End of the academic year, as far as teaching is concerned. As the end of the term was approaching and after a couple of excellent conferences and while one gets ready to keep on writing, I was looking for some fresh air, some good culture, in this "desert of reality". The problem is that I do not have that much time to devote to reading literature, and, on top of it, I had not undertaken something cultural for a while. A good friend was reading passages from Βιζυηνός' Το τελευταῖον τῆς ζωῆς μου ταξίδιον to me, and I was listening this marvellous story with curiosity, a familiar guest in the language I was brought up to consider as my own.

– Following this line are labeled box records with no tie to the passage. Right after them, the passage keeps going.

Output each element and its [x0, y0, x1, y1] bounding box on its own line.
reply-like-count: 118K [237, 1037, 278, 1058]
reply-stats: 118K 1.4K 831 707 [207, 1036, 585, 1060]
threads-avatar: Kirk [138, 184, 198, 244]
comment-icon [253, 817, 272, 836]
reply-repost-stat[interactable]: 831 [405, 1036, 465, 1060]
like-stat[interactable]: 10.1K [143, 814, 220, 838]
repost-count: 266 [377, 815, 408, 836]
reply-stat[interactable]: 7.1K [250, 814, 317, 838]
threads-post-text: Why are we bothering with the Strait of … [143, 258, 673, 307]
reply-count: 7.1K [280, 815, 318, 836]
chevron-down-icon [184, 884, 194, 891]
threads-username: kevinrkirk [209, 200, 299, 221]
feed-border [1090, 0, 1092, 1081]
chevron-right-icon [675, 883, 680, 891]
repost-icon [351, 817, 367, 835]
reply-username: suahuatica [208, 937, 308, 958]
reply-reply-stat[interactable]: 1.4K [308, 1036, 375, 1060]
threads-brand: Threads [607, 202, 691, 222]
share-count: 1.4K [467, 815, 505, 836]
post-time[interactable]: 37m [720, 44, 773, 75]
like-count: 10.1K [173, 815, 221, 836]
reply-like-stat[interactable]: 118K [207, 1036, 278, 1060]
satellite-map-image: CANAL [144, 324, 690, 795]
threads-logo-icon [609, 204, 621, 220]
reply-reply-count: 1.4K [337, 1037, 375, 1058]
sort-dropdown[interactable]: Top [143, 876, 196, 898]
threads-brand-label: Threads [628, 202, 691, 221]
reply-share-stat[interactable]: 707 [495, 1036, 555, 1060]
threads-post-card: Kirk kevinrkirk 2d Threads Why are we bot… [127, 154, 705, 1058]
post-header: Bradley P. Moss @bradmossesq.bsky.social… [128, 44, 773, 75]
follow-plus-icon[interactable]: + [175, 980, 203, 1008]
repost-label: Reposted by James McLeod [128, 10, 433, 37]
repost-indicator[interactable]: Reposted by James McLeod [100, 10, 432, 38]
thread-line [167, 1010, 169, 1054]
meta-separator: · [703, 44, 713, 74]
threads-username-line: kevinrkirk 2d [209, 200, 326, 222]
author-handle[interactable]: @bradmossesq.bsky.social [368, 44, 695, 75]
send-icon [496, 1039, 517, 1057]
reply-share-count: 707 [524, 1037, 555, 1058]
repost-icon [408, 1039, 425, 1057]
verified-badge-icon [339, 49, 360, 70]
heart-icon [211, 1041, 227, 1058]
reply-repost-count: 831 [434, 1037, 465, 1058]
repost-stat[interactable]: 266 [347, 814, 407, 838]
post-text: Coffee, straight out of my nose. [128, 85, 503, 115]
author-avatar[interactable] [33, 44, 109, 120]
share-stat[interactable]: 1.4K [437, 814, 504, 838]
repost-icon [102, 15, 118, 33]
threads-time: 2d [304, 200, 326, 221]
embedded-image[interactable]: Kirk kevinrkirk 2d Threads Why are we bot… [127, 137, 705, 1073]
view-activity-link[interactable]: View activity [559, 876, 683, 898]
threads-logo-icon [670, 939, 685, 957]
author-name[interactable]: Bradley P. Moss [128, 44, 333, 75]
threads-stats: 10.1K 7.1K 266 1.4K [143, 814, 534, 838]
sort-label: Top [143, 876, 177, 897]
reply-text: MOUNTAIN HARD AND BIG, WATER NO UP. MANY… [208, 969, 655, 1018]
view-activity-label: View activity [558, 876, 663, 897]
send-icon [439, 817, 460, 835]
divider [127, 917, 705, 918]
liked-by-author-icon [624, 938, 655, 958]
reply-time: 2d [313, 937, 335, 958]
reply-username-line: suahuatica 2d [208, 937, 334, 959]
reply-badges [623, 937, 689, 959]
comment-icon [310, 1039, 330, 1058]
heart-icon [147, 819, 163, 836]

But his lines were not music to my ears: such a burden, such an attempt to elaborate on the language, wear it earrings and necklaces, many more than what I could bear. And then...I encountered, in a kind of serendipity, some verses written by Elizabeth Bishop. This was the music I was looking for without knowing it: an utter simplicity, which has given up on adornments, of all kinds. Music to my ears, oxygen for my soul and the break I enjoyed, without leaving London ON...One can celebrate the unpretentious work on the language:

The art of losing isn’t hard to master;
so many things seem filled with the intent
to be lost that their loss is no disaster.

Lose something every day. Accept the fluster
of lost door keys, the hour badly spent.
The art of losing isn’t hard to master.

Then practice losing farther, losing faster:
places, and names, and where it was you meant 
to travel. None of these will bring disaster.

I lost my mother’s watch. And look! my last, or
next-to-last, of three loved houses went.
The art of losing isn’t hard to master.

I lost two cities, lovely ones. And, vaster,
some realms I owned, two rivers, a continent.
I miss them, but it wasn’t a disaster.

—Even losing you (the joking voice, a gesture
I love) I shan’t have lied.  It’s evident
the art of losing’s not too hard to master
though it may look like (Write it!) like disaster.